Eargo, another next-gen hearing aid company, raised $71M last July before going public in October. The company offers direct-to-consumer hearing devices and software, an online hearing test, and options for telehealth consultations and support. While still fairly high-priced, they do address some of the hearing aid stigma and design issues by providing tiny medical hearing aids that are nearly imperceivable once inserted. 

Why The FDA Guidelines (and Hearing Aid Companies) Matter

With the potential scale of the consumer Hearables market and its inevitable impact on health and wellness, you may be asking: “Why should companies interested in the future of Hearables pay attention to the hearing aid sector and the pending FDA guidelines?”
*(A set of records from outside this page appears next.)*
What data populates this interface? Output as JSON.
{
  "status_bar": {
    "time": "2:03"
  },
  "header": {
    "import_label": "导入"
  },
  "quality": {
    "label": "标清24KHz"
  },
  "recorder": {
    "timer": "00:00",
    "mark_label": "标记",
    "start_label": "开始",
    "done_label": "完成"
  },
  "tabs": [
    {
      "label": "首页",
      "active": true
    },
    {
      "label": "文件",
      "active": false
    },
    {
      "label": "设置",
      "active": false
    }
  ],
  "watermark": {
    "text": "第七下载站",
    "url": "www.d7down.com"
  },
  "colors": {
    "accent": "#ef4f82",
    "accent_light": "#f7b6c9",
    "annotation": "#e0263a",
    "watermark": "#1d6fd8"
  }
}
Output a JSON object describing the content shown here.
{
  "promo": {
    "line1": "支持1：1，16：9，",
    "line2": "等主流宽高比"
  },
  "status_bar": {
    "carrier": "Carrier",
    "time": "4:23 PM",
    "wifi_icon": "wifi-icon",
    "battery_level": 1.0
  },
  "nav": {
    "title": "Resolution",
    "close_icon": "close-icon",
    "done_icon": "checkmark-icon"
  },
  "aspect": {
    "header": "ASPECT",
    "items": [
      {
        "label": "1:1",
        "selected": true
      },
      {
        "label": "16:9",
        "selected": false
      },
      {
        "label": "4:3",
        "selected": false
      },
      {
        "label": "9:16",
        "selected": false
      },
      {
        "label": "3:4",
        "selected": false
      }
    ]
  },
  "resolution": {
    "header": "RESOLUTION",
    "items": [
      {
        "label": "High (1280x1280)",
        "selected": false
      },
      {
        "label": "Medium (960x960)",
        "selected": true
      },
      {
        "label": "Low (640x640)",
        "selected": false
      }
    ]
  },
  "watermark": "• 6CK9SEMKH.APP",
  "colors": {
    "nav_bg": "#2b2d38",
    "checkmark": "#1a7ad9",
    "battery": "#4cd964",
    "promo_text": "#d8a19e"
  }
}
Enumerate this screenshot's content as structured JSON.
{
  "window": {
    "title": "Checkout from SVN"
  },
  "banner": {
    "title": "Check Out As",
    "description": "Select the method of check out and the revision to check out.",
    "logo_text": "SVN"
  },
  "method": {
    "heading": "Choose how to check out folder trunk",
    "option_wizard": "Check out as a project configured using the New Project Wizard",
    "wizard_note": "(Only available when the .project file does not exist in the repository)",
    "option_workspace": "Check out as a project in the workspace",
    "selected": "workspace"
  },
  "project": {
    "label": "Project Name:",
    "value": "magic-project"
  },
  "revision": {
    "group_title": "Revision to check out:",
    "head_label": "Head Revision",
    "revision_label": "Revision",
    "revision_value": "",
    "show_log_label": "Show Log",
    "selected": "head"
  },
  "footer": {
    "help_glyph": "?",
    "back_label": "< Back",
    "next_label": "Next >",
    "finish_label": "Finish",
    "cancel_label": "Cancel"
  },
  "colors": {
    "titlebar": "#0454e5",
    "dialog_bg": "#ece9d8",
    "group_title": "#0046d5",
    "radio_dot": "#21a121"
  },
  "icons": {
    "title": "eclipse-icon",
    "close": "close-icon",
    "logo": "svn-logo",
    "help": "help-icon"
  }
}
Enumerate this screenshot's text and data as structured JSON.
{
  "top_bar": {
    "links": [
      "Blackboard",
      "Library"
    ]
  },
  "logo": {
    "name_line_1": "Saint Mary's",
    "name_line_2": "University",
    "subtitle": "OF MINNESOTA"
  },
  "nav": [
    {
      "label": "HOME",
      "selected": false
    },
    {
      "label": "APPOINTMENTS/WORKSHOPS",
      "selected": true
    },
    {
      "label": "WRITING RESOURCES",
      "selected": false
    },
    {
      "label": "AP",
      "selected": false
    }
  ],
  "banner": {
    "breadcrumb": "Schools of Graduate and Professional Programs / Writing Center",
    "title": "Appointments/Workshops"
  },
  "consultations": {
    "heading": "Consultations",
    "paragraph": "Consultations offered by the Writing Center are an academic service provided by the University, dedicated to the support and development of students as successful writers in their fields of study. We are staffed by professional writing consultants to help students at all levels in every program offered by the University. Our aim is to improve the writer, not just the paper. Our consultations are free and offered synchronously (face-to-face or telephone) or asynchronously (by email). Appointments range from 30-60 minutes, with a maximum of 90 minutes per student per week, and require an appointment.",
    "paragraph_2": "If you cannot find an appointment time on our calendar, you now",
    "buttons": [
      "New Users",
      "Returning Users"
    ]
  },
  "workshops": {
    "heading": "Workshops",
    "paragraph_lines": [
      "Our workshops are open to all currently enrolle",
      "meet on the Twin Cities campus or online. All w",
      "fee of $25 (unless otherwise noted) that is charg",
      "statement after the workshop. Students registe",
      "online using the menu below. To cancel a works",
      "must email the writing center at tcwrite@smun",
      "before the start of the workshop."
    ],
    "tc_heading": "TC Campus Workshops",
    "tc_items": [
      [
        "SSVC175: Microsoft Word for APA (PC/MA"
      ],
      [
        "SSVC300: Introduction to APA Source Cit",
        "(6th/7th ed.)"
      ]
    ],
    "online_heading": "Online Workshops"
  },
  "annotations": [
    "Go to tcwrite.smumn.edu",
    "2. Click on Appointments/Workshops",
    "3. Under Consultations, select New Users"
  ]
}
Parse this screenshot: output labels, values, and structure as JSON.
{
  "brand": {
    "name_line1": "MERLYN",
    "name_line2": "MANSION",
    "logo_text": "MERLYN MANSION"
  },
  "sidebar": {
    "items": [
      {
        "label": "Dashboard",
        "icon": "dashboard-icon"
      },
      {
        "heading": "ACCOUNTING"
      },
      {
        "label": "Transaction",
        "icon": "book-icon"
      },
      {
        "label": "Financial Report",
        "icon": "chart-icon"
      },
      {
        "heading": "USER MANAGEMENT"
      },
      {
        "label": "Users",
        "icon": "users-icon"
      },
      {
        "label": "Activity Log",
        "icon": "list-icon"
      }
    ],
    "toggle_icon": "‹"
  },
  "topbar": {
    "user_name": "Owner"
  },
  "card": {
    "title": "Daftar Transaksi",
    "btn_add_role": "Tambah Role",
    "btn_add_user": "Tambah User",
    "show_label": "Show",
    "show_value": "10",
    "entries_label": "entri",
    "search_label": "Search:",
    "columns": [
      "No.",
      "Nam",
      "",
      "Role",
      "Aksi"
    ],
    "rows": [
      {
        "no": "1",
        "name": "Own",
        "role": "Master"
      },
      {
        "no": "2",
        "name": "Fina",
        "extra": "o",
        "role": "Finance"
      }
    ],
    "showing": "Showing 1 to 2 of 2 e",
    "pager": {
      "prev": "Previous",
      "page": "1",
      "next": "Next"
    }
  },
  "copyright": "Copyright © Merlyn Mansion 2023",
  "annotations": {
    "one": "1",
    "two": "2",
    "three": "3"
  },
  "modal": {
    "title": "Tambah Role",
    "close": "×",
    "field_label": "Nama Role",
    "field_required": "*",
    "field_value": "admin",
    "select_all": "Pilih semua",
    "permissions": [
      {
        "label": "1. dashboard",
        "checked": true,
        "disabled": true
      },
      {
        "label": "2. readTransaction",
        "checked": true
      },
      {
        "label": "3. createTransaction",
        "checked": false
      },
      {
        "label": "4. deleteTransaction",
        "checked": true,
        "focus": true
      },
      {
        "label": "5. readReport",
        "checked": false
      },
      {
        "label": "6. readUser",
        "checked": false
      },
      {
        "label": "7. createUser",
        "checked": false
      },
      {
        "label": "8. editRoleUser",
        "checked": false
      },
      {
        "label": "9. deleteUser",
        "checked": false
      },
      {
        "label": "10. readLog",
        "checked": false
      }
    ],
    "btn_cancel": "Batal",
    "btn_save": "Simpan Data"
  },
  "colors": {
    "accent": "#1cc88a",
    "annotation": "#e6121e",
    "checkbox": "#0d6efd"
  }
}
Here’s few points to help answer the question:

  1. Developers of Hearables have much to learn from the hearing aid industry’s decades of research and experience related to the workings of the human ear and customer behavior.
  2. As wearables move into the ears, hearing health concerns and audio quality awareness will increase, requiring expertise from both sides of the fence.
  3. As personalized hearing profile options and features addressing mild to moderate hearing loss become more ubiquitous with high-end multi-purpose hearables, the market for more fashionable, intelligent and affordable medical-grade hearing aids will also grow. 
  4. Vendors of Hearables products and service providers addressing mild to moderate cases of hearing loss will need relationships with medical professionals who are trained to address more severe cases.
  5. Any hearing aid company hoping to attain, or retain, a significant market share will need to invest into Hearables.

In the ideal scenario, the Hearables Revolution will leave consumers with a win-win solution in which both sides of the aisle meet in the middle. Combining resources and expertise could amplify innovation for the industry as a whole and inspire levels of collaboration needed for ensuring the consumer’s optimal sound health experience.